Following a cancer diagnosis, patients face a series of challenges. They have to make difficult decisions about treatments, deal with an additional daily burden and cope with fear and anxiety associated with a life-threatening disease. Cancer is a challenging experience for both adults and children, as well as their families, caregivers and friends as patients typically experience a variety of physical and psycho-emotional symptoms.
Preferably, these challenges will have to be addressed by a team of healthcare professionals specially trained in palliative care. The ultimate goal of palliative care is to improve the quality of life of patients that go through life-threatening diseases like cancer. For palliative care to be most effective, patients need to participate actively and communicate their personal needs as they arise.
To this end, healthcare providers also encounter many challenges while caring for patients with cancer. Communication with patients is quite challenging and it often requires a sensitive approach, starting with the announcement of the cancer diagnosis and all the way through to treatment courses and possible relapses. COVID-19 pandemic has highlighted all these challenges.
In recent years, digital health technologies advances have provided significant aid in various aspect of healthcare, including palliative care. These technologies are often used to build modern and powerful digital health platforms addressed to patients, their carers and healthcare professionals, connecting them virtually.
This is where MyPal comes into play, aiming to develop and test digital health solutions for palliative care in cancer patients focusing on the Patient Reported Outcomes (PRO) paradigm supported via eHealth technical means, i.e. ePRO paradigm. In a nutshell, MyPal project builds and evaluates an eHealth platform that makes uses of modern digital technologies and methods to support cancer patients, their carers and physicians under real-world conditions. MyPal focused on facilitating patients to record and communicate their symptoms but also to improve their knowledge about their disease. Moreover, the MyPal platform promotes the active participation of patients in the management of their disease, including care decisions, and motivates patients to adhere to treatment via personalized messages.

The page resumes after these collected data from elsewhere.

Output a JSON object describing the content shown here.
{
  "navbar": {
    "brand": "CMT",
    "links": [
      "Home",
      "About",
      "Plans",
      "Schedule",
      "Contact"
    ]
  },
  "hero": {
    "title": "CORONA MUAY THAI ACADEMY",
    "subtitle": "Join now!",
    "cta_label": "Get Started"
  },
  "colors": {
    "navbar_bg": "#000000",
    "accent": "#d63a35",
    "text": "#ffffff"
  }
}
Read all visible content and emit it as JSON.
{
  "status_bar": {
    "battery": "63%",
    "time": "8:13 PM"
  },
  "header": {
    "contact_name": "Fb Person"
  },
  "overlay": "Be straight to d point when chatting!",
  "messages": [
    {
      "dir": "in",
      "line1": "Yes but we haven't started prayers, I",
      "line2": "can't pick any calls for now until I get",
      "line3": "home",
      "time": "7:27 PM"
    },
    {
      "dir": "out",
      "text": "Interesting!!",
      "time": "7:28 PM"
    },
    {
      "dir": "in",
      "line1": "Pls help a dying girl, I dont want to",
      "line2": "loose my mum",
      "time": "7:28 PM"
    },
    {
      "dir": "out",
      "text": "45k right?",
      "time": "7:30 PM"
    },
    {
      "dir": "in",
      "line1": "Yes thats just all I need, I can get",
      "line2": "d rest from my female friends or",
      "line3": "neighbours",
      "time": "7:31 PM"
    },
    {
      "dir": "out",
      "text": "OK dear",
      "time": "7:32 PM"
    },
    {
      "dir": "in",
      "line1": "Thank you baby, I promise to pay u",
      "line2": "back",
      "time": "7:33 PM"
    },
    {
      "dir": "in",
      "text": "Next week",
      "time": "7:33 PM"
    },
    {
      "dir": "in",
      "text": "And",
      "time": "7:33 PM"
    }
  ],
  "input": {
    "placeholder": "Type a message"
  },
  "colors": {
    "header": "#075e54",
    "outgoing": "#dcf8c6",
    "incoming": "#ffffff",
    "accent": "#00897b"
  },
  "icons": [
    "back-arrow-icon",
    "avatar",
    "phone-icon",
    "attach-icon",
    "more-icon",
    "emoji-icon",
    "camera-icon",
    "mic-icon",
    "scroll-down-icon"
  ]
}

Via the MyPal platform, adult patients can report their physical and emotional symptoms via their mobile phone/tablet device using the MyPal-ADULT app; children with cancer do so while playing the MyPal-CHILD game on the family’s tablet. There is also a smartphone application for the carers of the children, while the treating physicians are able to monitor patients and their reported information via the MyPal web portal.
The MyPal solution has been tested by cancer patients, their carers and their physicians in 7 clinical sites across 5 European countries.
Based on the conducted studies, the main conclusions is that while the use of eHealth technologies is identified as a feasible way to support the provided healthcare services with a positive impact on patient treatment, still, there are a lot of things to be done in order to apply it in wide scale. Key things to be highlighted are the need for better clinical professionals’ education programmes, better technical infrastructures and also improved reimbursement schemes to facilitate the uptake of eHealth tools as part of everyday clinical care.